Tout comme il avait voulu assister au match Roma-Lazio (ndt: ce serait l'équivalent de PSG-Marseille, en France), avec toute la guerrilla urbaine qui s'ensuit à chaque fois, sans se rendre compte des risques auxquels il aurait soumis lui-même, des milliers de gens, la ville, la police et même ses gardes du corps - de la même façon, le pape François a annoncé à l'improviste son voyage sur la petite île de Lampedusa. Pour la plus grande joie des tiermondistes, des photographes et des belles âmes...
Le préfet de la République compétent dans cette terre tourmentée n'a pas eu la force du préfet de Rome pour opposer, à cette nouvelle trouvaille médiatique du Pape argentin, un «non» qui aurait pourtant été politiquement opportun pour la sécurité publique non seulement de l'île, non seulement de l'Italie, mais même des aspirants immigrants. Et à défaut de lui, c'est le ministre de l'Intérieur qui aurait dû s'en charger: comment avoir ce courage?
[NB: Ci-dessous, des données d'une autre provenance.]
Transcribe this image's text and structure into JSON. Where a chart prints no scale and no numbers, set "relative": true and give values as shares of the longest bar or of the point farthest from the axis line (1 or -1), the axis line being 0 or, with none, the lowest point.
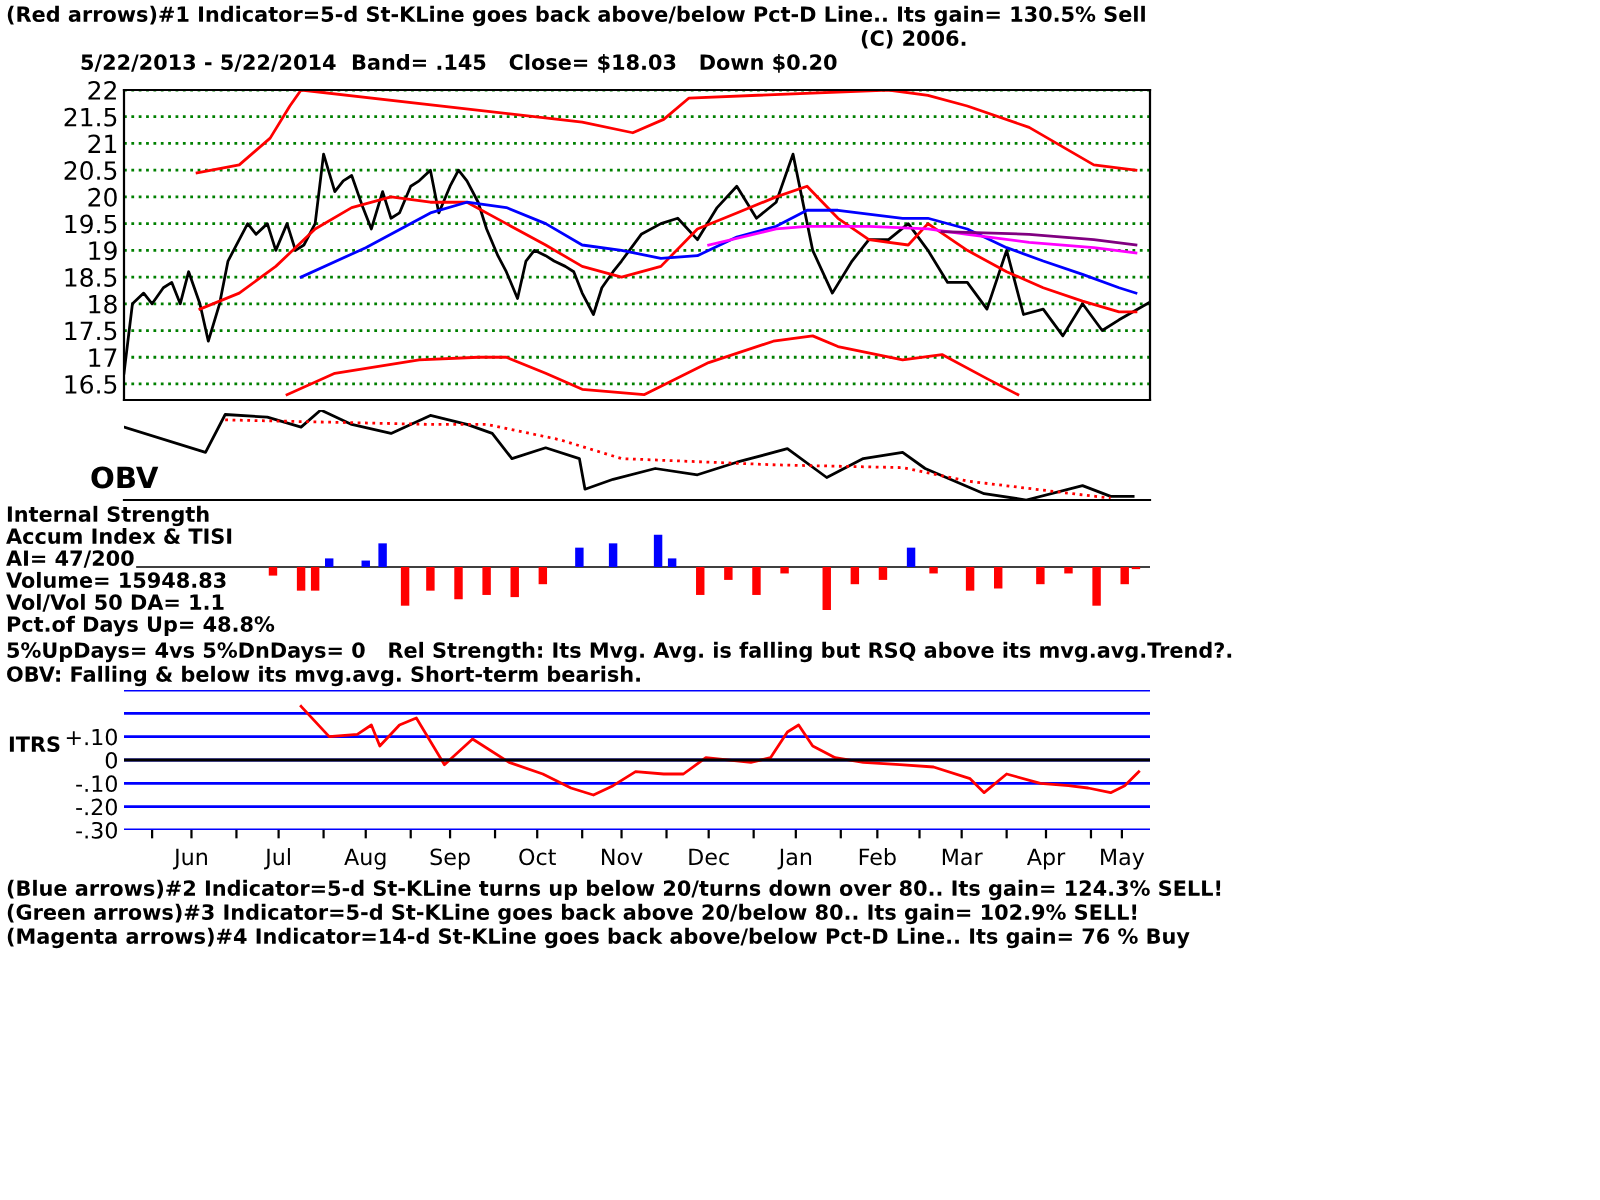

François n'a probablement pas réalisé toutes les implications politiques de ce voyage-éclair, et ce n'est pas la première fois qu'il sous-estime certains «gestes», ou peut-être les évalue-t-il mais qu'ils lui conviennent. A lui. Il y va, à ce qu'il dit, parce que c'est une terre d'«urgence humanitaire». Certes. Mais en attendant, en violation des lois italiennes, il sanctifie entre les lignes précisément le phénomène qui le peine tellement: l'immigration. C'est juste. Mais quand elle est clandestine, il faut y aller avec "des pieds de plomb". Parce qu'on risque non seulement de la dédouaner, mais de l'encourager et de l'augmenter, et de façon subliminale, c'est bien le message qui passe. Et qui arrivera tout droit en Afrique noire, aux yeux et aux oreilles - avant même des aspirants clandestins - des trafiquants, ces criminels marchands de chair humaine qui n'hésitent pas une seconde, s'ils le jugent nécessaire, à jeter en mer des hommes, des enfants, des femmes enceintes, avant de déguerpir. Au cours des dernières années, cela s'est produit des milliers de fois, et des milliers de milliers flottent sur les eaux tumultueuses de Lampedusa; et s'ils n'ont pas été jetés à la mer, ils ont été transportés dans des «charettes de la mer», non seulement dans un état pitoyable, mais en fin de vie. Après leur avoir vidé les poches.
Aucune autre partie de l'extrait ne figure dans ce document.